Like every other genre in existence, YA has authors and books that are sublime and others that are sub-par. She seems to feel that because something is written for teens and young adults it is somehow not literature and therefore not worth reading. She must not know any teenagers because I can tell you that they are incredibly intelligent and can handle reading Shakespeare, Wharton, Lawrence, Plath, Hemingway, Faulkner, and Garcia Marquez just as well as Laurie Halse Anderson, Sherman Alexie, Ruta Sepetys, Rainbow Rowell and John Green. Teens and adults can read ALL of these authors and countless others and receive equal enjoyment, intellectual stimulation, and yes, learn about life.
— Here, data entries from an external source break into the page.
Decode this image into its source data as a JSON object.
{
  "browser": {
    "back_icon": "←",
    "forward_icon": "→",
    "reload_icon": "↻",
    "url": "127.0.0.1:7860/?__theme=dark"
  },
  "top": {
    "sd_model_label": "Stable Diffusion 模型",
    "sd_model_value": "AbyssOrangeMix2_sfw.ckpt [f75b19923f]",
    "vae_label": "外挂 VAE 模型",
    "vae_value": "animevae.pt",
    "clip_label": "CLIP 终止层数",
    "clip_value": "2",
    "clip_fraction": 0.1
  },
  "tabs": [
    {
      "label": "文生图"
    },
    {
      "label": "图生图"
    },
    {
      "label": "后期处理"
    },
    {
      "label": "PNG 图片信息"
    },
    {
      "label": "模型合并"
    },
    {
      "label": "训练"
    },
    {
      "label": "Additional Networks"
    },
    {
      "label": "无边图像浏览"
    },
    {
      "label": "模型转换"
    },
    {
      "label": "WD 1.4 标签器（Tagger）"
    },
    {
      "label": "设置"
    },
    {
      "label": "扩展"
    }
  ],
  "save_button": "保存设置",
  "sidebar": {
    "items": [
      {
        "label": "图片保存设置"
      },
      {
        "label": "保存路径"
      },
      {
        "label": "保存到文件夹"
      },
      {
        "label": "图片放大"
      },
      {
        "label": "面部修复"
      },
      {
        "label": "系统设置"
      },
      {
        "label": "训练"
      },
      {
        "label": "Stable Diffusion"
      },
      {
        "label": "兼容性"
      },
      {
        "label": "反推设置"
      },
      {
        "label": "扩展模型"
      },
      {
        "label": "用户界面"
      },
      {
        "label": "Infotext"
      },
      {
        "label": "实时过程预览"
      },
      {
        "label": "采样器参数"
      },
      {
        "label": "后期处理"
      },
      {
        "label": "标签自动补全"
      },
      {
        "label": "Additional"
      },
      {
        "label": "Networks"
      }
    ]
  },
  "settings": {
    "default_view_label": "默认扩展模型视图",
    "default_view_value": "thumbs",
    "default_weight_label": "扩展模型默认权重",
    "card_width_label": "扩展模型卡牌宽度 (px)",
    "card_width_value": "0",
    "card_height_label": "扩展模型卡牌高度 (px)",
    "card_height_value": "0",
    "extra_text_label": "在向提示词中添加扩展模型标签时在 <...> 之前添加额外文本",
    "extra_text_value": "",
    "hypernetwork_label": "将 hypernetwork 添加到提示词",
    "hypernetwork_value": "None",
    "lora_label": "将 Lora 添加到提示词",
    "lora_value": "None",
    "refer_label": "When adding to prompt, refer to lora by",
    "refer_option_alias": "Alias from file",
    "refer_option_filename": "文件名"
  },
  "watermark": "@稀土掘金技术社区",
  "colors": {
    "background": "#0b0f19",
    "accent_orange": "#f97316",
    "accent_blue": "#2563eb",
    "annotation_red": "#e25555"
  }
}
I’d like to end by saying that I’m older than Ms. Graham and probably older than most readers of YA (although I did meet more than one “official” senior citizen at YALLFest last year). YA transcends age, which I believe all good books should do. However, I do not read only YA. I consider myself a well-read person. I have read Tolstoy, Dostoevsky, Dickens, Garcia Marquez, Faulkner, Austen, and Hugo to name a few. I have read these authors for my own enjoyment not just for school (I purposely did not include authors that I had to read for school). I have also read other more contemporary authors such as Maya Angelou, Khaled Hosseini, Barbara Kingsolver, and Isabelle Allende. I also enjoy reading Sophie Kinsella, John Grisham and even the occasional Nicholas Sparks novel. Does that matter? It shouldn’t, because as F. Scott Fitzgerald said, “That is part of the beauty of all literature. You discover that your longings are universal longings, that you’re not lonely and isolated from anyone. You belong.”